Este é um filme checoslovaco, com o título espanhol de "Tres Generaciones", filmado em Nova York, com atores americanos. Logo durante o genérico, percebemos que é coisa séria: Linda Emond, Susan Saradon, Noami Watts, todas elas à volta duma fantástica Elle Fanning. Mas a diretora Gaby Dellal não se intimida com o elenco e comanda as tropas de forma brilhante.
Ray (Elle Flanning) nasceu rapariga, mas quer ser rapaz. Vive no seio duma família (aparentemente) algo disfuncional, com avó lésbica e mãe solteira. Nada de novo, portanto, parece assunto de inúmeras obras já filmadas. Só que o pai de Ray está ausente deste circulo familiar há demasiados anos e é preciso encontra-lo, para que seja concedida a devida autorização para a operação de mudança de sexo da (ou "do"?) adolescente.
É a partir daqui que "About Ray" revela um sentido de humor fabuloso, sem nunca deixar de tratar o assunto de forma profunda. Os personagens são psicologicamente bem conseguidos, os diálogos são inteligentes e os atores sabem bem o que se espera deles, em cada uma das situações em que são colocados. Os argumentistas Gaby Dellal e Nikole Beckwith sabem o que fazer da história, sem nunca perder a boa disposição - aquela que não provoca gargalhadas sonoras, mas antes um sorriso permanente, mais interior que exterior.
Como disse no principio, "About Ray" é sobre assuntos sérios, tratados de forma divertida, nunca esquecendo que seriedade e humor são dois lados da mesma moeda. Tem humor, sem nunca perder o respeito. A situação de Ray é dramática e deve ser tratada com inteligência.

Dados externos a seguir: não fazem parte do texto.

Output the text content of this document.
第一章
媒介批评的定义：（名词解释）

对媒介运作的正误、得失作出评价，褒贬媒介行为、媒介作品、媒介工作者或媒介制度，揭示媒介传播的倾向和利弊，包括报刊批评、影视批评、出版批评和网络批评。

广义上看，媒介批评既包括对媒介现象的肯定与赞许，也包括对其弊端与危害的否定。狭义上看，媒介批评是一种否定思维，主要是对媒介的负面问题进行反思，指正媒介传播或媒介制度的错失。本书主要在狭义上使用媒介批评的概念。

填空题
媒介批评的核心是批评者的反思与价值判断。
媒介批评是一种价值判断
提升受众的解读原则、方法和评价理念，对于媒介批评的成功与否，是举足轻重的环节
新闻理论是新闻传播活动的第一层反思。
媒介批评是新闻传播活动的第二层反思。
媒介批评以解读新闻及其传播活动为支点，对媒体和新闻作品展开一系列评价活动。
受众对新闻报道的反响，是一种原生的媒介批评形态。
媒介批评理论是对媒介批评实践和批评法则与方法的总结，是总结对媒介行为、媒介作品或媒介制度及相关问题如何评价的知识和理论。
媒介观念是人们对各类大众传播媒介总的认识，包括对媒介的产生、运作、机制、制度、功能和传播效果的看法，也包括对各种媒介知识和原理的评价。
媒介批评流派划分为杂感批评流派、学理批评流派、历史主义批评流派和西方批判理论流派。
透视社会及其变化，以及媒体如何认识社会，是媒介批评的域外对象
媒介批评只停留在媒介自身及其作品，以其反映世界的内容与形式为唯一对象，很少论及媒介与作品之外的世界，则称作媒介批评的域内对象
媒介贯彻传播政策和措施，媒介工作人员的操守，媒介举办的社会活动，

Este filme nunca se esquece disso.
Não sei se todos vão gostar tanto do filme como eu. "About Ray" não é uma aventura, é um drama psicológico; não é uma comédia - mesmo que faça rir em muitas situações -, é um filme profundo e sério. Às vezes o espetador pode não saber o que esperar ou o que sentir. É um filme sobre confrontos: de convicções e de valores morais.